Von der Gemeinde Sankt Vith vorgeschlagen wird die Unterschutzstellung der Parzelle mit der folgenden Begründung:

  • Die Funde der bisher durchgeführten Grabungen könnten als außergewöhnlich betrachtet werden, u.a. laut Aussagen von Experten der Bürgerinitiative, die deren überregionale Bedeutung hervorheben würden;
  • Auch touristisch und schulpädagogisch sollten die Funde zugänglich bleiben.

Der zuständige Dienst im Ministerium der Deutschsprachigen Gemeinschaft und die Königliche Denkmal- und Landschaftsschutzkommission teilen die Einschätzung der Gemeinde Sankt Vith und plädieren für eine Unterschutzstellung aus den folgenden Gründen:.

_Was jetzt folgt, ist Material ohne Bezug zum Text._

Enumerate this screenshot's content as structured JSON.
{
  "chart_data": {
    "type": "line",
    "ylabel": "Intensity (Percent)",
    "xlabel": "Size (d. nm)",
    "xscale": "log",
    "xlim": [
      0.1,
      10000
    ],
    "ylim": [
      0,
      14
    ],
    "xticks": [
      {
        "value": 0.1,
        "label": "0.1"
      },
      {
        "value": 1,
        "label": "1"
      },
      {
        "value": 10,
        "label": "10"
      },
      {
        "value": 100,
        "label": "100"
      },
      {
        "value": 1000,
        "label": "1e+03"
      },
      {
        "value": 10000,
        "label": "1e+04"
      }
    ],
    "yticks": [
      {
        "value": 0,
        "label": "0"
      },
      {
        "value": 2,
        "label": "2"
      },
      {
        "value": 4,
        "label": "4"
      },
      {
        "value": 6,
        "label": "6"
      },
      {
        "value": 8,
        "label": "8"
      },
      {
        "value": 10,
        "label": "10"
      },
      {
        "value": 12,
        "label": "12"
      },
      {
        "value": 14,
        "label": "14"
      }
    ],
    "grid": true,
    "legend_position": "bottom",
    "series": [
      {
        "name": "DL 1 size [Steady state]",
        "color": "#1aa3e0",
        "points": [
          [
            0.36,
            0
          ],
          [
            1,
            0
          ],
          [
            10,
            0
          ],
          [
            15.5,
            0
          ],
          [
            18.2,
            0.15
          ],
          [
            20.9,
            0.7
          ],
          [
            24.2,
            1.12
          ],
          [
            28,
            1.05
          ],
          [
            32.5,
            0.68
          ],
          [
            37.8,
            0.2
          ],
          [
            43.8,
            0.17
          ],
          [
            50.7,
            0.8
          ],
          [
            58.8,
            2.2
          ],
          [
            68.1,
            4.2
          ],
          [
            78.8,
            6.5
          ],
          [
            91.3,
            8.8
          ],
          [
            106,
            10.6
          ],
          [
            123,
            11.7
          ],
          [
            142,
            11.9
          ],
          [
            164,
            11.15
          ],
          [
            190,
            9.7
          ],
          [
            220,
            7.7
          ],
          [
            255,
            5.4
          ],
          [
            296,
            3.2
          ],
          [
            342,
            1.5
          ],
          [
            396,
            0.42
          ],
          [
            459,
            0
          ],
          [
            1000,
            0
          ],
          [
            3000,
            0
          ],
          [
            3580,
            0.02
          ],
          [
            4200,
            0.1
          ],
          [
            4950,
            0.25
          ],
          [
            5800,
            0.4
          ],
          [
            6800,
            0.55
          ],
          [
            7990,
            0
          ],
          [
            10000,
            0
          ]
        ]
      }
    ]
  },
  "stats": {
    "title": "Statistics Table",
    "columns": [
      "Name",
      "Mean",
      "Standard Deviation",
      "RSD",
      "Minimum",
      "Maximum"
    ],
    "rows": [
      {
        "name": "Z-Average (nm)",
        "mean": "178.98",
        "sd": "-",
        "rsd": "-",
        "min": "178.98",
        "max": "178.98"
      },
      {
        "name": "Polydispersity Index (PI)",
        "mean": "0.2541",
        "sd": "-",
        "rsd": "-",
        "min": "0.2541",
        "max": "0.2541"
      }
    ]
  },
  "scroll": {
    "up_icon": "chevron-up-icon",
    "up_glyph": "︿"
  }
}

  1. Archäologische und historische Gründe: Die archäologische Stätte befindet sich Bahnhofstraße in 4780 Sankt Vith, Gemarkung, Flur G, 51k². Diese Parzelle von 3614m² befindet sich im Herzen der Stadt Sankt Vith, östlich der Kirche. Ein Bauprojekt eines Mehrfamilienhauses mit 33 Wohnungen und Tiefgarage diente als Anregung für die Abschätzung des archäologischen Potenzials der Parzelle. Mehrere Hinweise deuteten auf die archäologische Relevanz des Geländes hin: ältere Katasterpläne von 1830 und 1895 mit einem runden Objekt auf der genannten Parzelle, das man als Turm interpretieren könnte; Fachliteratur über Kulturerbe und Archäologie (z. B. Reiners-Neu: Die Kunstdenkmäler von Eupen-Malmedy, 1935, S. 464, 466-468 und Hecking: Geschichte der Stadt und ehemaligen Herrschaft St. Vith, 1977, S. 40-42, Erstveröffentlichung 1875), Topographie der Stadt Sankt Vith, die Flurbezeichnung ‚An der Burg‘ sowie Zeugenaussagen. Durch zwei archäologische Maßnahmen vom 15. Juni bis zum 17. Juni 2020 und vom 19. Oktober bis zum 13. November 2020 wurden bedeutende mittelalterliche Befunde ausgegraben. Somit konnte die archäologische Relevanz der Parzelle veranschaulicht werden. Die Dichte der Funde und Befunde ist erwähnenswert. Die mehr als zwei Meter starke Stadt- oder Burgmauer erstreckt sich auf einer vermuteten Länge von 70 Metern an der westlichen Grenze der Parzelle und wurde auf 30 Metern ausgegraben. Diese vermutete äußerste Grenze der mittelalterlichen Stadt ist mit zwei Rundtürmen und einem Wassergraben befestigt. Die zwei Wehrtürme auf einem geringen Abstand von 70 Metern sind außergewöhnlich und zeigen die Bedeutung von dem, was man verteidigen wollte, vermutlich die Burg. Weitere zur Stadtmauer senkrechte Mauern können nach dem aktuellen Forschungsstand nicht interpretiert werden. Die besonders im Wassergraben aufgehobenen Funde, z. B Keramik, Tierknochen und Holzstücke, deuten auf eine spätmittelalterliche oder eine früh neuzeitliche Datierung hin.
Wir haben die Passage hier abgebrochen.